A huge new radio telescope system called the Atacama Large Millimetre/submillimetre Array (ALMA) has been inaugurated in Chile. A project of cooperation between many nations across Europe, North America and East Asia in conjunction with the Republic of Chile, ALMA is located at an altitude of 16,500 feet in the desert of Atacama, Chile. It sits above 40% of the Earth’s atmosphere and virtually all of the world’s water vapour.
ALMA is designed to peer into a slice of the electromagnetic spectrum at millimetre wavelengths - light that is closer to a radio wave than to the optical light that is seen by the human eye.
ALMA comprises 66 antennas that will provide high-resolution images of galaxies that exited in the early years of the universe, as well as the formation processes of planets circling stars in our own Milky Way galaxy.

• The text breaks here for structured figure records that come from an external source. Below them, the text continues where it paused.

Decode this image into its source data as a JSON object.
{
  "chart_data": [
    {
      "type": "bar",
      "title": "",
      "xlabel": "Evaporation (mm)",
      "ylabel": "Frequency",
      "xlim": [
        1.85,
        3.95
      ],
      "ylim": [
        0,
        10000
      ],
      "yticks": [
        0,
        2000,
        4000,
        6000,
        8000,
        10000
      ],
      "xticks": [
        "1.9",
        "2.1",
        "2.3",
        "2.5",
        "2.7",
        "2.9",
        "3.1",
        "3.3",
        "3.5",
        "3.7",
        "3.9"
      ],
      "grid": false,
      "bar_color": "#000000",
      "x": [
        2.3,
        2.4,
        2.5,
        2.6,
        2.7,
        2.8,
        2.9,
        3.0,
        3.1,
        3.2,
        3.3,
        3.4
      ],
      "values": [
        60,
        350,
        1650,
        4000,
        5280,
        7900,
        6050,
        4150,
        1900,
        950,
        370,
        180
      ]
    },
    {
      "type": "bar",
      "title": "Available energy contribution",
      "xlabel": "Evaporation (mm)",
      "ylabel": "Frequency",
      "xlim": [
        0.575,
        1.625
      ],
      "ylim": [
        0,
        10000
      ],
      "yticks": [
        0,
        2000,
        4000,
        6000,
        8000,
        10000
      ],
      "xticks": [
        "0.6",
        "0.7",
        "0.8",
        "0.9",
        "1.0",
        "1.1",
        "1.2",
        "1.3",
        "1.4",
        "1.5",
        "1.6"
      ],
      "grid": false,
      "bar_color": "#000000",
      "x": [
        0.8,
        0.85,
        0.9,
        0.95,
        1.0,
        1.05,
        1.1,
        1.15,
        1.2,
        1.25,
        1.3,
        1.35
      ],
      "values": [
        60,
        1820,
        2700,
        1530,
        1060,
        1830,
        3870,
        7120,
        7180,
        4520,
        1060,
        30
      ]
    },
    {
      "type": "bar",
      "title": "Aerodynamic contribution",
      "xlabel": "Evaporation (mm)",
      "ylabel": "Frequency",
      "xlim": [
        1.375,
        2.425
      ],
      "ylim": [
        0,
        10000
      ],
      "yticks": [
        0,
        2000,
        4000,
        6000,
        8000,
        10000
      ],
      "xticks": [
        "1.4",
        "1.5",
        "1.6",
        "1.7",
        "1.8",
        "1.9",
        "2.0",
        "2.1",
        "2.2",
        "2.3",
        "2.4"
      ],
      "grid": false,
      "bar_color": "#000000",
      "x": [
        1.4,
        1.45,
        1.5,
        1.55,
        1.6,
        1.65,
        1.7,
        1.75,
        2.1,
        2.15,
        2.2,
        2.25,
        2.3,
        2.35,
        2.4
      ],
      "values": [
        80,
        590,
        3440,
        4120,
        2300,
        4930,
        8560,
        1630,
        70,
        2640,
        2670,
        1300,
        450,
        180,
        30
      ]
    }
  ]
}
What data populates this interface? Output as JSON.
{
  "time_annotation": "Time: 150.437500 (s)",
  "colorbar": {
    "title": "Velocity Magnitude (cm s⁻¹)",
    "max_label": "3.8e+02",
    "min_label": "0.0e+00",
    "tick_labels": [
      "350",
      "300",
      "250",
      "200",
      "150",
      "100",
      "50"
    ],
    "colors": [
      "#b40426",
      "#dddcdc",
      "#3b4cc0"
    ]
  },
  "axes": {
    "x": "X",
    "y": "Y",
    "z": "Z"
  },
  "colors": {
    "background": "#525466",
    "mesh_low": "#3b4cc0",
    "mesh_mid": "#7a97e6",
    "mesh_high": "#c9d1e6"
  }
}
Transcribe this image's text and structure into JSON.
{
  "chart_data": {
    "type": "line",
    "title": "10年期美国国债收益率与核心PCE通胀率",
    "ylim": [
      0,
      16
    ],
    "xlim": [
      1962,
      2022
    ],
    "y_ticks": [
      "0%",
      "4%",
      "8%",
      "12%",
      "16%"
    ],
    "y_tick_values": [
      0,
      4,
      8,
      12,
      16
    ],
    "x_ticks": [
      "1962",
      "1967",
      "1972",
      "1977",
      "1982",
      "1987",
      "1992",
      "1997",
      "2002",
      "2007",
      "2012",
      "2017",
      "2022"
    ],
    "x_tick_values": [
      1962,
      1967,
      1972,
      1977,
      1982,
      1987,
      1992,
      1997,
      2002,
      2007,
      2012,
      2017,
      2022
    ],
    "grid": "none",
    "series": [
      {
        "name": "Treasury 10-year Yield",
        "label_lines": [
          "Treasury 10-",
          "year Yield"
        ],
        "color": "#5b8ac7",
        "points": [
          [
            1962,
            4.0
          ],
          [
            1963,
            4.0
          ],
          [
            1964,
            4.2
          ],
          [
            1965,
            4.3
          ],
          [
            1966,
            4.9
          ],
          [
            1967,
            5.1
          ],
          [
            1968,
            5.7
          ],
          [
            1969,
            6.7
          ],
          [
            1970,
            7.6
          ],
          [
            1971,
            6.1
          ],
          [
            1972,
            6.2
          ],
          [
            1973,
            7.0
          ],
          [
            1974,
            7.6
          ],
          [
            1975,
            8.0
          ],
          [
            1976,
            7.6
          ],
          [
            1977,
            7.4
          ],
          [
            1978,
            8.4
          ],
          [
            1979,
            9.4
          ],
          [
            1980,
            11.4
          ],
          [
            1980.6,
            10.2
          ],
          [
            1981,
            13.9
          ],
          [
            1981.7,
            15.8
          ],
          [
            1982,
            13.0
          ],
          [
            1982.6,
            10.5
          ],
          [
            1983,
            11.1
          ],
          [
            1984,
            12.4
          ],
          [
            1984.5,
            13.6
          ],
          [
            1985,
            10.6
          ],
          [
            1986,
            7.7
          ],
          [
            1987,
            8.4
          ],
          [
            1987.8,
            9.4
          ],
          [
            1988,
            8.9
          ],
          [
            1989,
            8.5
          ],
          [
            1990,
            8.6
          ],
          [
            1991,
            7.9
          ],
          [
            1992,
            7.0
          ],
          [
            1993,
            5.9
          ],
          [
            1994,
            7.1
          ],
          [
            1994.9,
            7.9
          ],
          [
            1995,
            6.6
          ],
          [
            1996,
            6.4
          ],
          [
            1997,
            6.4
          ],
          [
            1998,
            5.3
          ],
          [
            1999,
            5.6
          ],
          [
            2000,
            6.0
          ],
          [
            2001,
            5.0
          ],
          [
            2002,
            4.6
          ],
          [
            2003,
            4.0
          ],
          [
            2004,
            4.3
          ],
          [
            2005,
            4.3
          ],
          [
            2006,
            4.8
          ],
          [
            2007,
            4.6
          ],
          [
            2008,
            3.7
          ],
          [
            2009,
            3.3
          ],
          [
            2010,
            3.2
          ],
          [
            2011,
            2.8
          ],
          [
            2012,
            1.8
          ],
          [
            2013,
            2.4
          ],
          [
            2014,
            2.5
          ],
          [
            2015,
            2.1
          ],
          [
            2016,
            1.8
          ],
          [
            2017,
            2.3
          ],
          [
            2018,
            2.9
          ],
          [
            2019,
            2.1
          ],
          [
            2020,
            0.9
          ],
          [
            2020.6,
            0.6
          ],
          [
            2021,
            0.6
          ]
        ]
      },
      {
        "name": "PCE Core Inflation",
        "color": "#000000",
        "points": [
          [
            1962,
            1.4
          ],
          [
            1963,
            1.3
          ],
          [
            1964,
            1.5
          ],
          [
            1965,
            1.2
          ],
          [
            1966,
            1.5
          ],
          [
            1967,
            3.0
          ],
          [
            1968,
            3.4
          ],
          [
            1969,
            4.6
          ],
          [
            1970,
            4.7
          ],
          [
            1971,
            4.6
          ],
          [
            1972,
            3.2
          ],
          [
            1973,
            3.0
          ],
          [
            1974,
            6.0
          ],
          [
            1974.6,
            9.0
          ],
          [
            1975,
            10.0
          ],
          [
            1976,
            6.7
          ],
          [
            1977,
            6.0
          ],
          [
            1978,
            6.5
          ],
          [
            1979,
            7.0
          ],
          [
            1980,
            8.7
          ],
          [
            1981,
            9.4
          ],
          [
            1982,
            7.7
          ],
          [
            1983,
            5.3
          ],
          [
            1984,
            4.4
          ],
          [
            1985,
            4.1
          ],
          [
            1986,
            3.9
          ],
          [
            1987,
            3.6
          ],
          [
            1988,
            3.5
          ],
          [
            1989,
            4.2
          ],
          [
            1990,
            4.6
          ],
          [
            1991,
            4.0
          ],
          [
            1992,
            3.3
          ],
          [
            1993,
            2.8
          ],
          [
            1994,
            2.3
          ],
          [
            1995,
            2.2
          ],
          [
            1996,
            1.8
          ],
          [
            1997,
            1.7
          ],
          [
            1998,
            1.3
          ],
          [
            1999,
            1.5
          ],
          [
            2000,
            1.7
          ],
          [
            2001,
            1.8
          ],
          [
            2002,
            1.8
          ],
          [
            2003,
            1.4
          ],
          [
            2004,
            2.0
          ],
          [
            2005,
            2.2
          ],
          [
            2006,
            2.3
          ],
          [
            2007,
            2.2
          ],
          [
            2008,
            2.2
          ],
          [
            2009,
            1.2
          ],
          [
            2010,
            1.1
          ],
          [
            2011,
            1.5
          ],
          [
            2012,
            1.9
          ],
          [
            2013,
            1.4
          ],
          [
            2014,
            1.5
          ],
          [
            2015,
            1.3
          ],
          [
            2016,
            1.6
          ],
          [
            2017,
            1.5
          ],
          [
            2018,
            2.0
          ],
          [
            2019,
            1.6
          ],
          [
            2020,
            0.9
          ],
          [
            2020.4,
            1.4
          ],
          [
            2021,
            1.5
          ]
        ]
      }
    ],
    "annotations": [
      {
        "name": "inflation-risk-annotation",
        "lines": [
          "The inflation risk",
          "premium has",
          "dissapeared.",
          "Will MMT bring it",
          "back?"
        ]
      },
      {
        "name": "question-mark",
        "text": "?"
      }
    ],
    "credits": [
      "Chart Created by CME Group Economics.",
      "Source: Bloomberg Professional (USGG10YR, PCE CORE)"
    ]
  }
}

Scientists from around the world will have the opportunity to explore such objects as they never could before, with an array of telescopes more than 100 times more capable than any previous millimetre arrays.
ALMA is expected to reveal extraordinary details of the origins of structures in our universe, extending from planets around nearby stars to the earliest galaxies as they formed more than 12 billion years ago.
As its name implies, ALMA is an array or set of antennas. The main technical challenge for ALMA is to be able to aim simultaneously all the antennas at the same region of the sky, to capture astronomical signals with each antenna, then convert the signal to digital format in order to transmit the signal from each antenna to a central building. There, a supercomputer will combine the signals received at the various antennas to create data suitable for performing a scientific analysis of the properties of the source of the signals, with unprecedented accuracy and quality.